Do I need Node.js installed?
No. The native installer (install.sh / install.ps1) bundles its own runtime. If you already have Node, npx @colbymchenry/codegraph works too — both paths land at the same binary.
How does the auto-sync work? Do I need to run codegraph sync manually?
You don’t. A native filesystem watcher (FSEvents on macOS, inotify on Linux, ReadDirectoryChangesW on Windows) catches every file change and re-indexes after a 2-second debounce (tunable). On reconnect, the MCP server does a fast (size, mtime) + content-hash reconciliation. Manual codegraph sync only matters in sandboxed environments where the watcher is disabled.

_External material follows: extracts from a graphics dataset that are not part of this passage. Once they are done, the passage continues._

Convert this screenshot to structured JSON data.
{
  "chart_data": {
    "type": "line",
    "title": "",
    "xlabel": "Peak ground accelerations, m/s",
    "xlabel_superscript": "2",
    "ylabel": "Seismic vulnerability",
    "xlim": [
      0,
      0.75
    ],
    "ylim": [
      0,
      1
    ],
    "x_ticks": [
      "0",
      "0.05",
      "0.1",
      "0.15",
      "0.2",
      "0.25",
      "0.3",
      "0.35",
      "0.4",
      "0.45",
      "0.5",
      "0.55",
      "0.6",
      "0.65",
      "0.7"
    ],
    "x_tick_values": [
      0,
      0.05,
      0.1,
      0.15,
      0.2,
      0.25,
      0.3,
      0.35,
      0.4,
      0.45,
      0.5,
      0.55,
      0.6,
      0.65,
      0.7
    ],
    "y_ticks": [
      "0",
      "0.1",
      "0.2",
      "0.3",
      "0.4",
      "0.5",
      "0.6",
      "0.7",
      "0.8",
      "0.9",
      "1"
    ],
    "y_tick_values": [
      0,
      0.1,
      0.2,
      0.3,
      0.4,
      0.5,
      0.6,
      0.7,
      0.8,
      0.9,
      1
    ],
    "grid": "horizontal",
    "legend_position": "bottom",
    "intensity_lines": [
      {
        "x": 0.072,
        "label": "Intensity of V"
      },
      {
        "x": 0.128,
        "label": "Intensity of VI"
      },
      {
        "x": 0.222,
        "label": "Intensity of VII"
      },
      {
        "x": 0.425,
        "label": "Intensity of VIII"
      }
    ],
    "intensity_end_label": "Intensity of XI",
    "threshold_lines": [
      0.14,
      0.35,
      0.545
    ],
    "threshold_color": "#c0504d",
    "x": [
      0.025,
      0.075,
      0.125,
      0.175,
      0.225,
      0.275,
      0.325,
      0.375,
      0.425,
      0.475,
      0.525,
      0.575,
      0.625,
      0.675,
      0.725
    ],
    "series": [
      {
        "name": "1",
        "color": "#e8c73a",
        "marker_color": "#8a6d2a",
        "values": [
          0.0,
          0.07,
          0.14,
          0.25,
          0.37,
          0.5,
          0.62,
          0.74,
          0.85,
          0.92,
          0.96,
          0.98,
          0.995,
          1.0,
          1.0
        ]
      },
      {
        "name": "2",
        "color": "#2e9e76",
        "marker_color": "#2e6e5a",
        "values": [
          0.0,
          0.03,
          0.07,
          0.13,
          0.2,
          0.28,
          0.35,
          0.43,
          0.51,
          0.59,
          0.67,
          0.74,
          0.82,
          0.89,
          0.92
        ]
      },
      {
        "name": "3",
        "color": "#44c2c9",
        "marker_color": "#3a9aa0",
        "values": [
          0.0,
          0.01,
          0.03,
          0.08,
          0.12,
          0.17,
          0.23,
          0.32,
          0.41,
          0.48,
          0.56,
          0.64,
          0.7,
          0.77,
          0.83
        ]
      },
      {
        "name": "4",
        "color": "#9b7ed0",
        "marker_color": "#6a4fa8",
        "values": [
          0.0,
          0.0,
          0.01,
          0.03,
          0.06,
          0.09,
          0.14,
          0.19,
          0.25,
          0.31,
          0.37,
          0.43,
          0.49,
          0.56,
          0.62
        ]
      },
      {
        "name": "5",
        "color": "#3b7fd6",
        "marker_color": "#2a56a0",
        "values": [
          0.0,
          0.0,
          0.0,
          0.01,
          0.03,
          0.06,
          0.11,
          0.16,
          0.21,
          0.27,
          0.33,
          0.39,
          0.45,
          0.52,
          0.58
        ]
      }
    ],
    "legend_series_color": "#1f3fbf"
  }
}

Are the benchmark numbers reproducible?
Yes. The README publishes the methodology (claude -p Opus 4.7 headless, --strict-mcp-config, 4 runs per arm, median reported), the exact query for each of the 7 repos, and the raw WITH → WITHOUT medians per cell. You can clone any of the benchmark repos at --depth 1 and run the same comparison yourself.
Bottom Line
CodeGraph is the strongest pitch yet for symbol graphs as the structural layer beneath AI coding agents. The benchmark is reproducible, the install story is the lowest friction in MCP code search, and the 21,424 stars in seven days suggest a lot of developers had the same thought: I’m tired of watching Claude Code re-grep the same files.

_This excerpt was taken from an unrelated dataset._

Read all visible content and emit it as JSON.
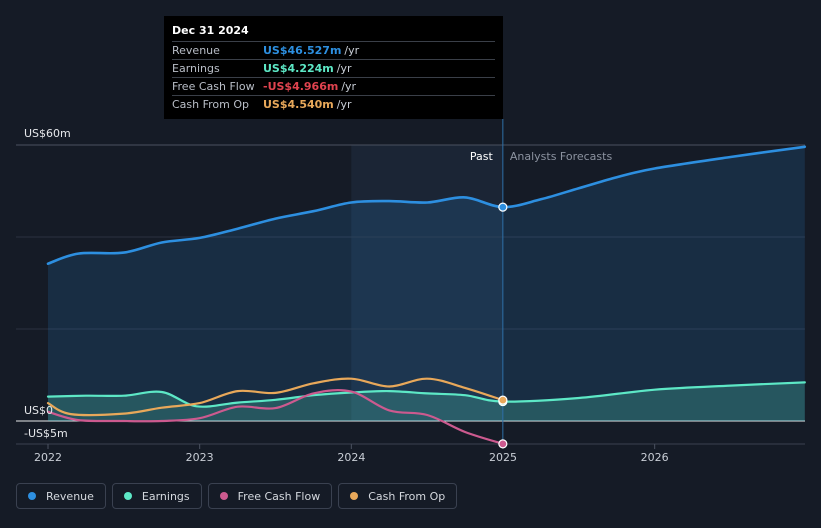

If your repo is over 1,000 files and you’re paying for an agent’s tool calls, CodeGraph likely pays for itself in this week’s Claude bill. Run it alongside Claude Context for fuzzy recall and you have the closest thing to a complete MCP code-intelligence stack that exists today.
Repo: github.com/colbymchenry/codegraph — Apache 2.0 licensed, 31K stars and gaining ~3K/day.